[inductor] Use dense masks for indirect indexing (#89524)
Fixes https://github.com/pytorch/torchdynamo/issues/1654
Pull Request resolved: https://github.com/pytorch/pytorch/pull/89524
Approved by: https://github.com/jansel
diff --git a/test/inductor/test_torchinductor.py b/test/inductor/test_torchinductor.py
index 4f672af..89b94ce 100644
--- a/test/inductor/test_torchinductor.py
+++ b/test/inductor/test_torchinductor.py
@@ -5377,6 +5377,24 @@
fn_optimized = torch._dynamo.optimize("inductor")(fn)
assert same(fn(a), fn_optimized(a))
+ @requires_cuda()
+ def test_indirect_indexing_dense_mask(self):
+ def fn(x, y):
+ ne = torch.ops.aten.ne.Scalar(x, 1)
+ sum_1 = torch.ops.aten.sum.dim_IntList(ne, [1])
+ sub = torch.ops.aten.sub.Tensor(sum_1, 1)
+ unsqueeze = torch.ops.aten.unsqueeze.default(sub, -1)
+ gather = torch.ops.aten.gather.default(x, 1, unsqueeze)
+ squeeze = torch.ops.aten.squeeze.default(gather)
+ out = torch.ops.aten.multiply(y, squeeze)
+ return (out,)
+
+ a = torch.zeros((1, 128), dtype=torch.int64, device="cuda")
+ b = torch.zeros((1, 128), dtype=torch.int64, device="cuda")
+
+ fn_optimized = torch._dynamo.optimize("inductor")(fn)

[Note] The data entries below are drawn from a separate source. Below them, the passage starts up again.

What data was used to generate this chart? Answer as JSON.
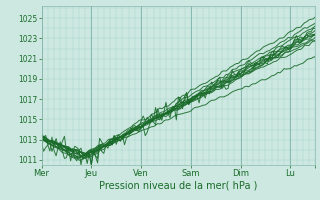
{
  "xlabel": "Pression niveau de la mer( hPa )",
  "background_color": "#cce8e0",
  "grid_color_minor": "#aad4cc",
  "grid_color_major": "#88b8b0",
  "line_color": "#1a6b2a",
  "tick_label_color": "#1a6b2a",
  "ylim": [
    1010.5,
    1026.2
  ],
  "yticks": [
    1011,
    1013,
    1015,
    1017,
    1019,
    1021,
    1023,
    1025
  ],
  "day_positions": [
    0,
    24,
    48,
    72,
    96,
    120,
    132
  ],
  "day_labels": [
    "Mer",
    "Jeu",
    "Ven",
    "Sam",
    "Dim",
    "Lu"
  ],
  "num_hours": 132
}
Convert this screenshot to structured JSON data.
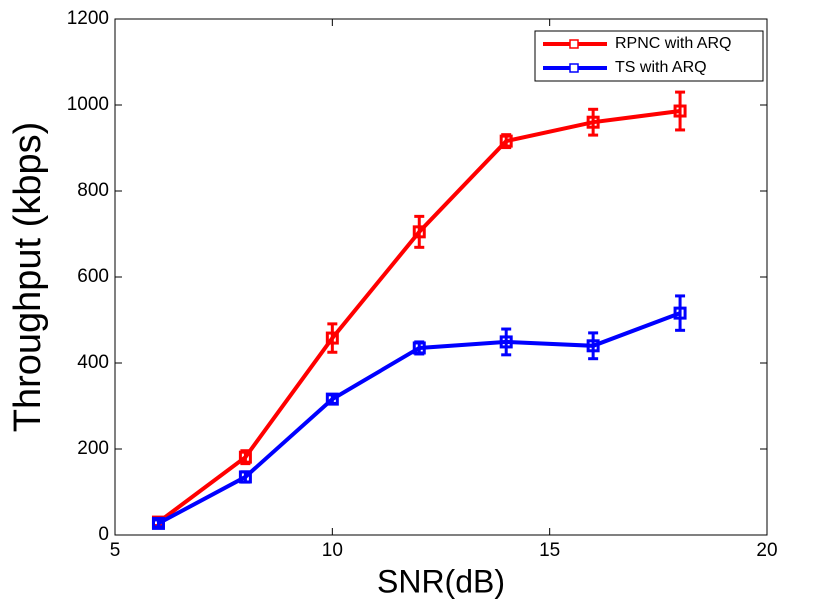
{
  "chart_data": {
    "type": "line",
    "x_label": "SNR(dB)",
    "y_label": "Throughput (kbps)",
    "x": [
      6,
      8,
      10,
      12,
      14,
      16,
      18
    ],
    "series": [
      {
        "name": "RPNC with ARQ",
        "color": "#ff0000",
        "values": [
          30,
          181,
          458,
          705,
          916,
          960,
          986
        ],
        "errors": [
          8,
          15,
          33,
          36,
          15,
          30,
          44
        ]
      },
      {
        "name": "TS with ARQ",
        "color": "#0000ff",
        "values": [
          27,
          135,
          316,
          435,
          449,
          440,
          516
        ],
        "errors": [
          8,
          12,
          10,
          14,
          30,
          30,
          40
        ]
      }
    ],
    "xlim": [
      5,
      20
    ],
    "xticks": [
      5,
      10,
      15,
      20
    ],
    "ylim": [
      0,
      1200
    ],
    "yticks": [
      0,
      200,
      400,
      600,
      800,
      1000,
      1200
    ],
    "grid": false,
    "legend": "upper right"
  }
}
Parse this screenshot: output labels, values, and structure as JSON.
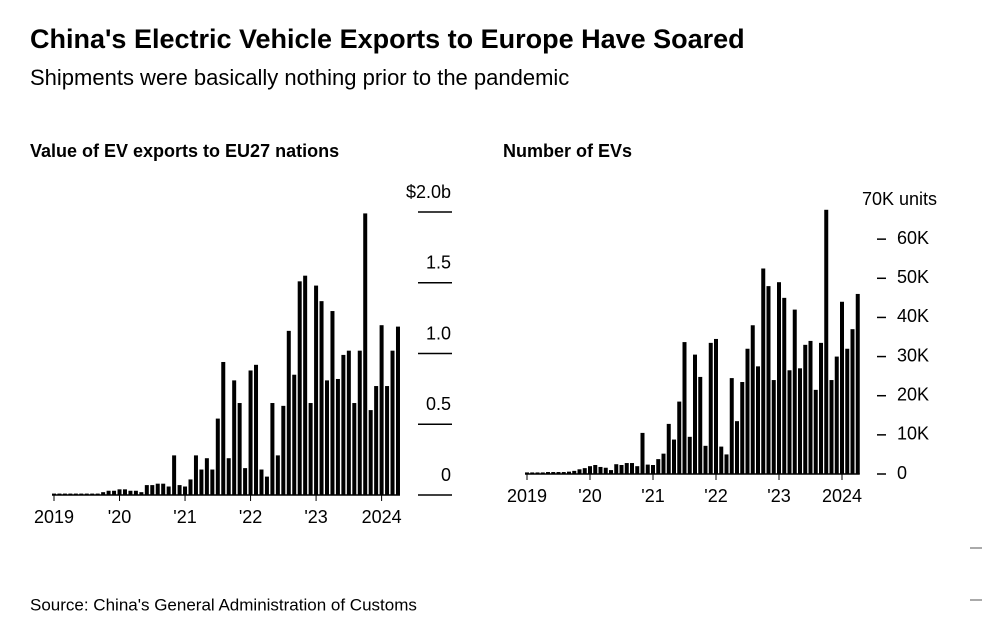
{
  "title": "China's Electric Vehicle Exports to Europe Have Soared",
  "subtitle": "Shipments were basically nothing prior to the pandemic",
  "source": "Source: China's General Administration of Customs",
  "chart_data": [
    {
      "type": "bar",
      "title": "Value of EV exports to EU27 nations",
      "color": "#000000",
      "categories": [
        "2019",
        null,
        null,
        null,
        null,
        null,
        null,
        null,
        null,
        null,
        null,
        null,
        "'20",
        null,
        null,
        null,
        null,
        null,
        null,
        null,
        null,
        null,
        null,
        null,
        "'21",
        null,
        null,
        null,
        null,
        null,
        null,
        null,
        null,
        null,
        null,
        null,
        "'22",
        null,
        null,
        null,
        null,
        null,
        null,
        null,
        null,
        null,
        null,
        null,
        "'23",
        null,
        null,
        null,
        null,
        null,
        null,
        null,
        null,
        null,
        null,
        null,
        "2024",
        null,
        null,
        null
      ],
      "values": [
        0.01,
        0.01,
        0.01,
        0.01,
        0.01,
        0.01,
        0.01,
        0.01,
        0.01,
        0.02,
        0.03,
        0.03,
        0.04,
        0.04,
        0.03,
        0.03,
        0.02,
        0.07,
        0.07,
        0.08,
        0.08,
        0.06,
        0.28,
        0.07,
        0.06,
        0.11,
        0.28,
        0.18,
        0.26,
        0.18,
        0.54,
        0.94,
        0.26,
        0.81,
        0.65,
        0.19,
        0.88,
        0.92,
        0.18,
        0.13,
        0.65,
        0.28,
        0.63,
        1.16,
        0.85,
        1.51,
        1.55,
        0.65,
        1.48,
        1.37,
        0.81,
        1.3,
        0.82,
        0.99,
        1.02,
        0.65,
        1.02,
        1.99,
        0.6,
        0.77,
        1.2,
        0.77,
        1.02,
        1.19
      ],
      "ylim": [
        0,
        2
      ],
      "yticks": [
        0,
        0.5,
        {
          "value": 1,
          "label": "1.0"
        },
        1.5,
        {
          "value": 2,
          "label": "$2.0b"
        }
      ]
    },
    {
      "type": "bar",
      "title": "Number of EVs",
      "color": "#000000",
      "categories": [
        "2019",
        null,
        null,
        null,
        null,
        null,
        null,
        null,
        null,
        null,
        null,
        null,
        "'20",
        null,
        null,
        null,
        null,
        null,
        null,
        null,
        null,
        null,
        null,
        null,
        "'21",
        null,
        null,
        null,
        null,
        null,
        null,
        null,
        null,
        null,
        null,
        null,
        "'22",
        null,
        null,
        null,
        null,
        null,
        null,
        null,
        null,
        null,
        null,
        null,
        "'23",
        null,
        null,
        null,
        null,
        null,
        null,
        null,
        null,
        null,
        null,
        null,
        "2024",
        null,
        null,
        null
      ],
      "values": [
        400,
        400,
        400,
        400,
        500,
        500,
        500,
        500,
        600,
        800,
        1200,
        1500,
        2000,
        2300,
        1800,
        1600,
        1000,
        2500,
        2300,
        2800,
        2800,
        2000,
        10500,
        2400,
        2300,
        3800,
        5200,
        12800,
        8800,
        18500,
        33700,
        9500,
        30500,
        24800,
        7200,
        33500,
        34500,
        7000,
        5000,
        24500,
        13500,
        23500,
        32000,
        38000,
        27500,
        52500,
        48000,
        24000,
        49000,
        45000,
        26500,
        42000,
        27000,
        33000,
        34000,
        21500,
        33500,
        67500,
        24000,
        30000,
        44000,
        32000,
        37000,
        46000
      ],
      "ylim": [
        0,
        70000
      ],
      "yticks": [
        0,
        {
          "value": 10000,
          "label": "10K"
        },
        {
          "value": 20000,
          "label": "20K"
        },
        {
          "value": 30000,
          "label": "30K"
        },
        {
          "value": 40000,
          "label": "40K"
        },
        {
          "value": 50000,
          "label": "50K"
        },
        {
          "value": 60000,
          "label": "60K"
        },
        {
          "value": 70000,
          "label": "70K units"
        }
      ]
    }
  ]
}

+ assert same(fn(a, b), fn_optimized(a, b))
+
class TritonCodeGenTests(TestCase):
from torch._inductor.triton_ops.autotune import CachingAutotuner
diff --git a/torch/_inductor/codegen/triton.py b/torch/_inductor/codegen/triton.py
index 2504bd2..e14b417 100644
--- a/torch/_inductor/codegen/triton.py
+++ b/torch/_inductor/codegen/triton.py
@@ -756,6 +756,12 @@
mask = dense_mask
index_str = f"{index_str} + tl.zeros({copy_shape}.shape, tl.int32)"
elif indirect_indexing:
+ # Use dense mask for indirect_indexing
+ # See https://github.com/pytorch/torchdynamo/issues/1654
+ # TODO - An optimization could be to hoist this load outside of
+ # reduction loop, if it is independent of rmask. Such example can be found in
+ # https://github.com/pytorch/torchdynamo/issues/1654
+ index_str = f"{index_str} + tl.zeros({self.dense_size_str()}, tl.int32)"
mask = dense_mask
if self._load_mask: